SupplierGATEWAY is a software-as-a-service supplier management and procurement platform based in California, USA. The company helps buyers and suppliers manage their relationships through integrated tools and powerful cloud-based services. Forina Vong, Network Infrastructure and Security Manager explains how the ongoing support from the CertiKit toolkit and support package assists with the timely development of their Information Security Management System (ISMS).
SupplierGATEWAY chose to certify to ISO27001 to streamline their ISMS and stay competitive within their industry. It was increasingly important as a cloud-service provider to ensure all requirements were complied with, including the relevant parts of the ISO27017 (controls for Cloud Service Providers) and ISO27018 (controls for protection of Personally Identifiable Information) codes of practice.
The biggest challenge SupplierGATEWAY faced from the beginning was the lack of ISO27001 expertise and knowledge in-house. The standard itself is substantial and includes the 114 Annex A controls. The requirements within ISO27001 are in-depth and certification can be a difficult task to take on with no prior knowledge.
Tasked with certifying to the ISO27001 standard, Forina found that, with colleagues and time available to take on the implementation, a toolkit was the best solution for their business. “The great reviews from the website made us choose a CertiKit toolkit. The comprehensive documentation and great support helped make achieving certification easier.” The coverage of the ISO27017 and ISO27018 codes of practice within the toolkit, specifically developed for cloud service providers, were particularly helpful, including documents such as ISMS-DOC-A05-3: Cloud Computing Policy and ISMS-DOC-A05-4: Cloud Service Specifications.
The SupplierGATEWAY team took just over a year to certify to the standard, whilst dedicating 10 – 15 hours per week to the project. The team chose to use the toolkit solely as guidance and didn’t need to call on external consultants for help. Instead, the team made excellent use of the unlimited email support available from CertiKit, describing this assistance as the most useful aspect of the package.
Taking on the implementation of the standard internally proved beneficial to the business, Forina explains “We discovered opportunities for improvement in the way we are running our ISMS. We now find it much easier to provide our prospective clients with our security documentation during the sales process.”

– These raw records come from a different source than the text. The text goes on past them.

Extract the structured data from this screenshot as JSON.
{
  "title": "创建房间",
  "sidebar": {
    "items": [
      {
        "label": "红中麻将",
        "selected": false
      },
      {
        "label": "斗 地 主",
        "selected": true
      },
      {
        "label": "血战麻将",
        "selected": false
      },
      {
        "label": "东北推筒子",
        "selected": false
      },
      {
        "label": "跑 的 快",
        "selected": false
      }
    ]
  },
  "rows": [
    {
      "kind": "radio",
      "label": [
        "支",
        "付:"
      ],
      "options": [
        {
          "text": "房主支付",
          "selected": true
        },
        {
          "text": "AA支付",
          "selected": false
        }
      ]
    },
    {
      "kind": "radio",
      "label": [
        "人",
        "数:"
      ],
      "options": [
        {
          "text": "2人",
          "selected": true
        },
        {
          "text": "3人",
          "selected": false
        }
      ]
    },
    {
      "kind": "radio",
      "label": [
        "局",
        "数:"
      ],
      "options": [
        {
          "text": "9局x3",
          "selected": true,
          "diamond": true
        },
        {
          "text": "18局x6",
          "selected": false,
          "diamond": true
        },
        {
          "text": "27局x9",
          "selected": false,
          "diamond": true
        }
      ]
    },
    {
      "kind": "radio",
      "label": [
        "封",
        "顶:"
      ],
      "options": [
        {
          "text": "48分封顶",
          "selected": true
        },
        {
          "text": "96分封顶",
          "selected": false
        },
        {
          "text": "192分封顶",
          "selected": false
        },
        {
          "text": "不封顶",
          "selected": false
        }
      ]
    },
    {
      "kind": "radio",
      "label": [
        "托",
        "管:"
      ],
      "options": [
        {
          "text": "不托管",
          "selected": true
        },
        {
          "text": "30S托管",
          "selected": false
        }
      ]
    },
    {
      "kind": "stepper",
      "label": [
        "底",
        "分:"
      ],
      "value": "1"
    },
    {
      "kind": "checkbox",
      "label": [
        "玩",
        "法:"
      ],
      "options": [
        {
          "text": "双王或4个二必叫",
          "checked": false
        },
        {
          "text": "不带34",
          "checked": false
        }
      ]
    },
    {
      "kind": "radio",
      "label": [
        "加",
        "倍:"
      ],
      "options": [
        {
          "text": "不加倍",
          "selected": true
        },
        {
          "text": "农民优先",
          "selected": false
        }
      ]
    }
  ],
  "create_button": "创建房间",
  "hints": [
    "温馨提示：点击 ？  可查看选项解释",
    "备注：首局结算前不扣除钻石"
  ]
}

With an increased internal knowledge, an ISO27001 certification and a continually improving ISMS, the team couldn’t be happier with the outcome. “We would definitely recommend the CertiKit toolkit to another company” said Forina. For now, the SupplierGATEWAY team have updated their toolkit support subscription for a second year and are currently working through the new documents released in version 10 of the ISO27001 toolkit to continually improve their ISMS ready for their next annual audit.